You can’t just escape from it. It doesn’t go away. But I really wish it would.

I thank you all for your comments and your emails. You have no idea how much I’ve appreciated them, and Steve as well. He is so completely touched that so many people out there care so much and have been touched by our loss. It’s been a real comfort to us. And I know some people would never dream about being so forthright with their experience and their pain deeming it to be a private time in life, but Steve and I are basically alone here in London with our grief. The telephone and the computer has been our main source of comfort, whether through the voices and emails of friends and families or comments and emails from strangers around the world. So thank you, thank you. It’s meant so much to us.

Danielle made a lovely and thoughtful suggestion that I select a charity in the UK and one in the US to which readers can make donations possibly in Oliver’s name. I think it is a wonderful idea, because anything that gets people to give money to a worthy cause is a great idea in my book. So after a lot of thinking, I have chosen Great Ormand Street Hospital for Children here in London. They were so wonderful to us and to Oliver; Steve and I will be eternally grateful to them for everything. He died there, but thousands of children that pass through the hospital’s door get well. Helping them would mean so much to Oliver’s memory.

If you would like to send a cheque/check on which you denote that it is meant to be a donation in memory of Oliver, the name you can use is Oliver Harry R-W, Feb 9-21, 2006. For privacy’s sake obviously, I am not giving our last names. You can send your check to:
Freepost LON20107
If it is the donation that is important to you, it is quite simple to log on to the site and donate online. They tell of many different ways to help the hospital.

It’s up to you all if you let me know whether or not you donate. The family liaison will let us know of donations that come in in honor of Oliver’s memory, those that have been denoted in such a way, that is.

As for a charity in the US, I have decided to go with the Children’s Hospital in Seattle, because had I been there, it is where Oliver would have gone. You can make a donation online and denote that it is in Oliver’s memory, and they can notify the person if you choose, but I will not be giving my address, so you can try to put my name, Rebecca R and email address . I am sure they will get to me.

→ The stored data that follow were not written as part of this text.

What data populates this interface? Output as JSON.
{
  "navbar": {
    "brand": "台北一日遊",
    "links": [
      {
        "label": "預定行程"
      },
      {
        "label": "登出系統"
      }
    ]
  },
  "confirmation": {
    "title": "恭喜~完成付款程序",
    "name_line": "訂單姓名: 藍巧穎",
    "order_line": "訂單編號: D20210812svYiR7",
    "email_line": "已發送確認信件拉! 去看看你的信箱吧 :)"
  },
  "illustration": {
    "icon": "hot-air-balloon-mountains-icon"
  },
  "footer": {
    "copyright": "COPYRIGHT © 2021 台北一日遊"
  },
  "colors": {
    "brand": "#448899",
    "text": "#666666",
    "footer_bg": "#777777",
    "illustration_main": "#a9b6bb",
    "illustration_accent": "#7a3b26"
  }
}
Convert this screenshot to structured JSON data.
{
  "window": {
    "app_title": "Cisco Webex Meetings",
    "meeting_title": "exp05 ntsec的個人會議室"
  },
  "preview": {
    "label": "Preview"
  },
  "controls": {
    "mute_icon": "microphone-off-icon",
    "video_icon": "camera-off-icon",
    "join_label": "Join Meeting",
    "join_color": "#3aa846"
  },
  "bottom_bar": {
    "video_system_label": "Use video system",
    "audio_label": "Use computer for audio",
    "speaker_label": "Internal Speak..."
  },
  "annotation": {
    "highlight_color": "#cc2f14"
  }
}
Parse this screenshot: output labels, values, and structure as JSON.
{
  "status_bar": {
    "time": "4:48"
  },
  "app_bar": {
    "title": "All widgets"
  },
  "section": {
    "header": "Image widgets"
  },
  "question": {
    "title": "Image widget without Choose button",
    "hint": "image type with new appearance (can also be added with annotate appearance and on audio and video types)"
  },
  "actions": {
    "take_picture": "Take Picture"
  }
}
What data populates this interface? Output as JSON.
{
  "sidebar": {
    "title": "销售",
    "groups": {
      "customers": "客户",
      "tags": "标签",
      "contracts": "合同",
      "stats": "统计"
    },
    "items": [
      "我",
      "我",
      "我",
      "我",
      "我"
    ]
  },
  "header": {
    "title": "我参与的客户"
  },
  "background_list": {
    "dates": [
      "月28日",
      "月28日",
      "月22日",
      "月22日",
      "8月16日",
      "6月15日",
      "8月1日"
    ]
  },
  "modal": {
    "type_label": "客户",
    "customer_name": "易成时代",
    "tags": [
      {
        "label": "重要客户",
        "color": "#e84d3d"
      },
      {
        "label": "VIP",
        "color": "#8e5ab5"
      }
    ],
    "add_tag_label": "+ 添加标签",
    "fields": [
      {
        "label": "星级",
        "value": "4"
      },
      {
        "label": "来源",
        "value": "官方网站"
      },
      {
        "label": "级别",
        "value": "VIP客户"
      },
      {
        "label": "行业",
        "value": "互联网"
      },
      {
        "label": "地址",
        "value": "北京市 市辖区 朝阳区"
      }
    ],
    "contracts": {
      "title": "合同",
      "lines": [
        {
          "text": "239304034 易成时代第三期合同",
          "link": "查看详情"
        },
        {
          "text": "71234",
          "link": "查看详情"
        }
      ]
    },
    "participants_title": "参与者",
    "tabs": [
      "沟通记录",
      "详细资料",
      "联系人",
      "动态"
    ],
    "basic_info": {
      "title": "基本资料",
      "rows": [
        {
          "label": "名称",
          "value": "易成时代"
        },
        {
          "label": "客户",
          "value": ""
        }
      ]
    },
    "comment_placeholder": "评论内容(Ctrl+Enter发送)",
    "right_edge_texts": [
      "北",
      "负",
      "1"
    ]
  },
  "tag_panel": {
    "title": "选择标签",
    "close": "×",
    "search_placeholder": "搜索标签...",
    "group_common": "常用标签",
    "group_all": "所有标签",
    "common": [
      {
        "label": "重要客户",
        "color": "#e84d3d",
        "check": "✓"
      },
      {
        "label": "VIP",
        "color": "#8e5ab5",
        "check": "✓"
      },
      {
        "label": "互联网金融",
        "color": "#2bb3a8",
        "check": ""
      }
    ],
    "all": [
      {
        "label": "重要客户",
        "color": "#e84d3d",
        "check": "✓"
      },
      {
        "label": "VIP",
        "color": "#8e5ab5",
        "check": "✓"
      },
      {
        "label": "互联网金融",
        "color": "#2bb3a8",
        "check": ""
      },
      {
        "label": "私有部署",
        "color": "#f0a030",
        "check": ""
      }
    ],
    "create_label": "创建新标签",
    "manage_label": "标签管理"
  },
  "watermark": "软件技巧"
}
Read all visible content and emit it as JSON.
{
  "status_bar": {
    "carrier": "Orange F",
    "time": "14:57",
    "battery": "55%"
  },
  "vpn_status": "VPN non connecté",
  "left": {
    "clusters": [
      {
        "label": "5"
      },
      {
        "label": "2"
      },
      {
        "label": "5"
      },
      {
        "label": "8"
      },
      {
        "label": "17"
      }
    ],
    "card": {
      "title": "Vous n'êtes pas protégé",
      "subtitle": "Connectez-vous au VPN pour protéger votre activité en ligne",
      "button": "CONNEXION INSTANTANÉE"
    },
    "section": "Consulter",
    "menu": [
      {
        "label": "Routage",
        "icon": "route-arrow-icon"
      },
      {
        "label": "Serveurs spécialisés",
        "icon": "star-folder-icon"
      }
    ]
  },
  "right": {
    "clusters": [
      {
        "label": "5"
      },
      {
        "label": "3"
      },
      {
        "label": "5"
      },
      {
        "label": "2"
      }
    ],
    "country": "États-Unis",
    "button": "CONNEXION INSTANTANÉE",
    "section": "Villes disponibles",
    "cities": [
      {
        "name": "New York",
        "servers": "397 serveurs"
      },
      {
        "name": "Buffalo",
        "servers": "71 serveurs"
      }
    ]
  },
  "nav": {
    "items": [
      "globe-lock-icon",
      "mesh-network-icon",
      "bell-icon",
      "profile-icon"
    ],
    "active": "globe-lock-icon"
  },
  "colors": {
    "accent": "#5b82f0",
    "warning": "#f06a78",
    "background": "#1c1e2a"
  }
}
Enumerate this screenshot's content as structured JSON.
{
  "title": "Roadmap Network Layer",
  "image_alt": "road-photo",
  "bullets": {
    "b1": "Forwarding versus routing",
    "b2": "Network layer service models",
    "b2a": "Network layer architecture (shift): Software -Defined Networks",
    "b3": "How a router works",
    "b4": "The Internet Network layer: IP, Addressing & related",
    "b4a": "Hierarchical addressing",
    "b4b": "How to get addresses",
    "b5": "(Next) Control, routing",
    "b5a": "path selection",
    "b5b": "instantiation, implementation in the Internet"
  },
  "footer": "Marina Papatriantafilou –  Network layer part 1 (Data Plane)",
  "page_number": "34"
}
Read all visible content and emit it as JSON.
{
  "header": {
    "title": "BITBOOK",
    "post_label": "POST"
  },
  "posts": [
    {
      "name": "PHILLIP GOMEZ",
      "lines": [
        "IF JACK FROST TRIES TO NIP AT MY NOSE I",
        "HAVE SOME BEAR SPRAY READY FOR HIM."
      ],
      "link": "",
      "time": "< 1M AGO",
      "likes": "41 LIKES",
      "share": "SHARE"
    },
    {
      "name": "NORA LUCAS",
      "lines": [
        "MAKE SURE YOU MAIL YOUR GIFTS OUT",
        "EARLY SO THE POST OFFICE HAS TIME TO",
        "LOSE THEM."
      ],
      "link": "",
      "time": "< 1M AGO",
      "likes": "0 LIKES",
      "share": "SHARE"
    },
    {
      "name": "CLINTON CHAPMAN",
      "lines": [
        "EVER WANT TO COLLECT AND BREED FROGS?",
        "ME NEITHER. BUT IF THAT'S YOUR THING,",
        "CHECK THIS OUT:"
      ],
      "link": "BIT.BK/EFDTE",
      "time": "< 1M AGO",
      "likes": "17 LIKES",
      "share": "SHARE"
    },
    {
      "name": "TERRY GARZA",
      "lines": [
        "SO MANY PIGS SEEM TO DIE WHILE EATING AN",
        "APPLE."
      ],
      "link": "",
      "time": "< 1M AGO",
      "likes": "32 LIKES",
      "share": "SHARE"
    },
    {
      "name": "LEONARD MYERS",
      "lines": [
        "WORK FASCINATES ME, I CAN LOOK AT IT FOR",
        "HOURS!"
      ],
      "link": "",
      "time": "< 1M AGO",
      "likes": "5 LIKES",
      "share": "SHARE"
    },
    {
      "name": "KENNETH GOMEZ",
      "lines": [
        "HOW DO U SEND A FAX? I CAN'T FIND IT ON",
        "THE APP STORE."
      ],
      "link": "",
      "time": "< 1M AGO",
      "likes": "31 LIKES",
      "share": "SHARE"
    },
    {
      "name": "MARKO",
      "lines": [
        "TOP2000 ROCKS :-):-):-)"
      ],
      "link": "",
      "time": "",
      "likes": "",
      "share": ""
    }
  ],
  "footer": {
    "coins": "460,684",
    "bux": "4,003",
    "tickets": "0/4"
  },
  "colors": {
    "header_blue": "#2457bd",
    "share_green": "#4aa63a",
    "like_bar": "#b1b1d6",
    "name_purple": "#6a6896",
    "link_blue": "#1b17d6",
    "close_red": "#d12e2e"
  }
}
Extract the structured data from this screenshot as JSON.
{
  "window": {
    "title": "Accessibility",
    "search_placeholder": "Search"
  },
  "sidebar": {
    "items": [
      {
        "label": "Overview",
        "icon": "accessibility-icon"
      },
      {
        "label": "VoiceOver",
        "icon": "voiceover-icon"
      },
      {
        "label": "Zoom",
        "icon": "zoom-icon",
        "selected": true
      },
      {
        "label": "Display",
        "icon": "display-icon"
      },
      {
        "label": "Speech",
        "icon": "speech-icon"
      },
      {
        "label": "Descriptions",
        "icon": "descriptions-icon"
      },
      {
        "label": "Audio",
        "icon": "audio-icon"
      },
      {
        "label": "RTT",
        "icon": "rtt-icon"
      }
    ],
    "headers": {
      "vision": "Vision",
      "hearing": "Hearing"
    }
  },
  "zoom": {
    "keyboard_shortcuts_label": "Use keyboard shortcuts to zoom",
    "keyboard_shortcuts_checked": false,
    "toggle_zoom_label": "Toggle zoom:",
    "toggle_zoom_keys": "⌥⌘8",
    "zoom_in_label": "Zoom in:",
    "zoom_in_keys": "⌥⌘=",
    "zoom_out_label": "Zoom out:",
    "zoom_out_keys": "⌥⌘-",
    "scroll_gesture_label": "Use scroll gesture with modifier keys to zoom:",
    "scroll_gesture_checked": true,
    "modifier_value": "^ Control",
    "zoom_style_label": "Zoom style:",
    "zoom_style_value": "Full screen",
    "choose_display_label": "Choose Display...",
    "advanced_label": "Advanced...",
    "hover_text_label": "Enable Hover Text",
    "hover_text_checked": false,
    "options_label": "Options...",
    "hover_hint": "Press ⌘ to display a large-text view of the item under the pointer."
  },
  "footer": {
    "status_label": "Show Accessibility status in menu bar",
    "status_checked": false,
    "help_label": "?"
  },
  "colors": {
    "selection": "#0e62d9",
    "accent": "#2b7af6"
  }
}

You can also send in a check, which you accompany with this form.

Thank you all for your kindness and thoughtfulness. I know things will get easier once I get back to Seattle. And I will try to finish one of my other entries for posting tomorrow.

Song that will not leave my head: Baby of Mine, Dumbo soundtrack. I sang it to Oliver while he lay in the hospital bed covered in tubes. I felt a bit like Dumbo's mum when she cuddled her son with her trunk from the prison. It was as close as they could get to each other but they took comfort from it nonetheless. All of Oliver's tubes and such felt to me like Dumbo's mum's prison. I could hold his hand and caress his head, but I couldn't pick him up and pull him close to me like I wanted to so badly. Sometimes I wonder if those two last days would have been better spent with my son in my arms rather than lying under a blowup heating blanket.